Sector-wise, the biggest gainers were Energy, Materials, and Consumer Discretionary, each gaining 1.28%, 0.80 %, and 0.67%. The laggards were Consumer Staples, Utilities, and Real Estate, erasing from its value 0.43%, 0.20%, and 0.17%, respectively.
Equities climbed despite last week‘s US Federal Reserve’s (Fed) decision to hold rates unchanged but upward revised forecast for the following year. The Federal Fund Rates (FFR) is expected to stay above 5% for 2023 and 2024, as revealed by the latest “dot-plots.”
Therefore, US Treasury bond yields exploited to the upside, with the 10-year benchmark note touching a 16-year high at 4.533%. The Greenback followed suit, with the US Dollar Index (DXY), which tracks the bucks performance versus six currencies, touching 106.10, a level last seen in November 2022.
Federal Reserve speakers continued to cross newswires with Austan Goolsbee from the Fed of Chicago, saying the path for a soft landing is possible, though a “lot of risks and the path is long and winding.” Last week, two Fed officials called for patience on the US central bank, Boston and San Franciscos Fed Presidents Sussan Collins and Mary Daly.

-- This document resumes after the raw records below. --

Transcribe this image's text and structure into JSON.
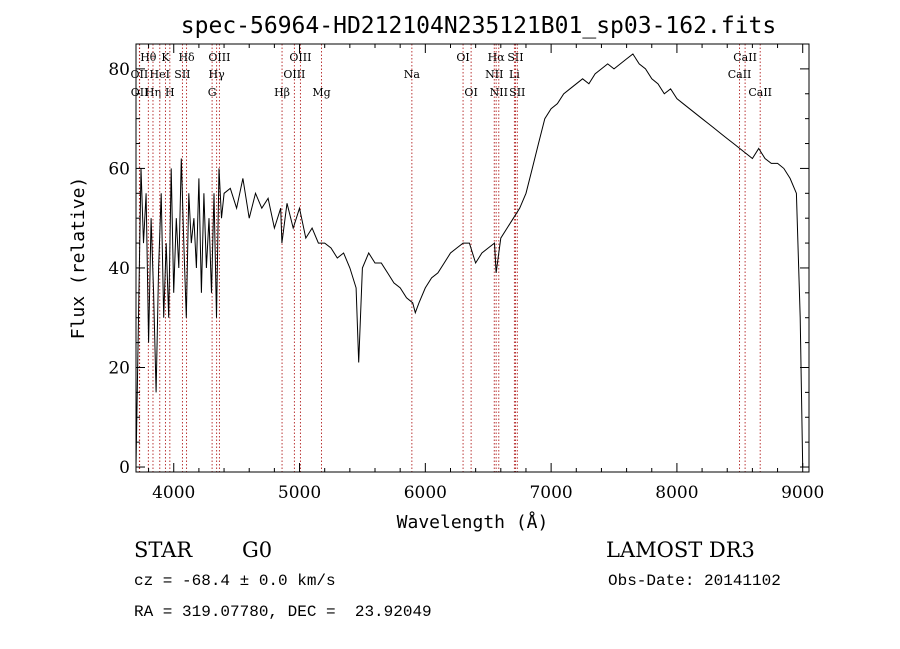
{
  "chart_data": {
    "type": "line",
    "title": "spec-56964-HD212104N235121B01_sp03-162.fits",
    "xlabel": "Wavelength (Å)",
    "ylabel": "Flux (relative)",
    "xlim": [
      3700,
      9050
    ],
    "ylim": [
      -1,
      85
    ],
    "xticks": [
      4000,
      5000,
      6000,
      7000,
      8000,
      9000
    ],
    "yticks": [
      0,
      20,
      40,
      60,
      80
    ],
    "grid": false,
    "series": [
      {
        "name": "flux",
        "color": "#000000",
        "x": [
          3700,
          3720,
          3740,
          3760,
          3780,
          3800,
          3820,
          3840,
          3860,
          3880,
          3900,
          3920,
          3940,
          3960,
          3980,
          4000,
          4020,
          4040,
          4060,
          4080,
          4100,
          4120,
          4140,
          4160,
          4180,
          4200,
          4220,
          4240,
          4260,
          4280,
          4300,
          4320,
          4340,
          4360,
          4380,
          4400,
          4450,
          4500,
          4550,
          4600,
          4650,
          4700,
          4750,
          4800,
          4850,
          4860,
          4900,
          4950,
          5000,
          5050,
          5100,
          5150,
          5200,
          5250,
          5300,
          5350,
          5400,
          5450,
          5470,
          5500,
          5550,
          5600,
          5650,
          5700,
          5750,
          5800,
          5850,
          5900,
          5920,
          5950,
          6000,
          6050,
          6100,
          6150,
          6200,
          6250,
          6300,
          6350,
          6400,
          6450,
          6500,
          6550,
          6563,
          6600,
          6650,
          6700,
          6750,
          6800,
          6850,
          6900,
          6950,
          7000,
          7050,
          7100,
          7150,
          7200,
          7250,
          7300,
          7350,
          7400,
          7450,
          7500,
          7550,
          7600,
          7650,
          7700,
          7750,
          7800,
          7850,
          7900,
          7950,
          8000,
          8050,
          8100,
          8150,
          8200,
          8250,
          8300,
          8350,
          8400,
          8450,
          8500,
          8550,
          8600,
          8650,
          8700,
          8750,
          8800,
          8850,
          8900,
          8950,
          8980,
          9000
        ],
        "values": [
          0,
          30,
          60,
          45,
          55,
          25,
          50,
          35,
          15,
          40,
          55,
          30,
          45,
          30,
          60,
          35,
          50,
          40,
          62,
          45,
          30,
          55,
          45,
          50,
          40,
          58,
          35,
          55,
          40,
          50,
          35,
          55,
          30,
          60,
          50,
          55,
          56,
          52,
          58,
          50,
          55,
          52,
          54,
          48,
          52,
          45,
          53,
          48,
          52,
          46,
          48,
          45,
          45,
          44,
          42,
          43,
          40,
          36,
          21,
          40,
          43,
          41,
          41,
          39,
          37,
          36,
          34,
          33,
          31,
          33,
          36,
          38,
          39,
          41,
          43,
          44,
          45,
          45,
          41,
          43,
          44,
          45,
          39,
          46,
          48,
          50,
          52,
          55,
          60,
          65,
          70,
          72,
          73,
          75,
          76,
          77,
          78,
          77,
          79,
          80,
          81,
          80,
          81,
          82,
          83,
          81,
          80,
          78,
          77,
          75,
          76,
          74,
          73,
          72,
          71,
          70,
          69,
          68,
          67,
          66,
          65,
          64,
          63,
          62,
          64,
          62,
          61,
          61,
          60,
          58,
          55,
          30,
          0
        ]
      }
    ],
    "line_markers": [
      {
        "label": "Hθ",
        "x": 3798,
        "row": 1
      },
      {
        "label": "OII",
        "x": 3727,
        "row": 2
      },
      {
        "label": "OII",
        "x": 3729,
        "row": 3
      },
      {
        "label": "Hη",
        "x": 3835,
        "row": 3
      },
      {
        "label": "HeI",
        "x": 3889,
        "row": 2
      },
      {
        "label": "K",
        "x": 3934,
        "row": 1
      },
      {
        "label": "H",
        "x": 3969,
        "row": 3
      },
      {
        "label": "SII",
        "x": 4069,
        "row": 2
      },
      {
        "label": "Hδ",
        "x": 4102,
        "row": 1
      },
      {
        "label": "OIII",
        "x": 4363,
        "row": 1
      },
      {
        "label": "Hγ",
        "x": 4341,
        "row": 2
      },
      {
        "label": "G",
        "x": 4305,
        "row": 3
      },
      {
        "label": "OIII",
        "x": 5007,
        "row": 1
      },
      {
        "label": "OIII",
        "x": 4959,
        "row": 2
      },
      {
        "label": "Hβ",
        "x": 4861,
        "row": 3
      },
      {
        "label": "Mg",
        "x": 5175,
        "row": 3
      },
      {
        "label": "Na",
        "x": 5893,
        "row": 2
      },
      {
        "label": "OI",
        "x": 6300,
        "row": 1
      },
      {
        "label": "OI",
        "x": 6364,
        "row": 3
      },
      {
        "label": "Hα",
        "x": 6563,
        "row": 1
      },
      {
        "label": "NII",
        "x": 6548,
        "row": 2
      },
      {
        "label": "NII",
        "x": 6584,
        "row": 3
      },
      {
        "label": "SII",
        "x": 6717,
        "row": 1
      },
      {
        "label": "Li",
        "x": 6708,
        "row": 2
      },
      {
        "label": "SII",
        "x": 6731,
        "row": 3
      },
      {
        "label": "CaII",
        "x": 8542,
        "row": 1
      },
      {
        "label": "CaII",
        "x": 8498,
        "row": 2
      },
      {
        "label": "CaII",
        "x": 8662,
        "row": 3
      }
    ]
  },
  "info": {
    "object_type": "STAR",
    "spectral_class": "G0",
    "survey": "LAMOST DR3",
    "cz": "cz = -68.4 ± 0.0 km/s",
    "obs_date": "Obs-Date: 20141102",
    "coords": "RA = 319.07780, DEC =  23.92049"
  }
}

In the meantime, Fed Governor Michelle Bowman stressed an additional rate hike is needed, maintaining her hawkish stance.
Data-wise, the US economic agenda, the Dallas Fed Manufacturing Index plunged -18.1 in September, from a -10.2 drop in August.
Gold remained pressured at around the $1,915.00 zone in the commodity space, weighed by the rise in US bond yields. WTI lost 0.50% in the day, as a strong US Dollar and Russia‘s lifting fuel ban weighed on the “black gold” price, despite being underpinned by tight supplies after Saudi Arabia and Russia’s 1.3-million-barrel crude oil cut.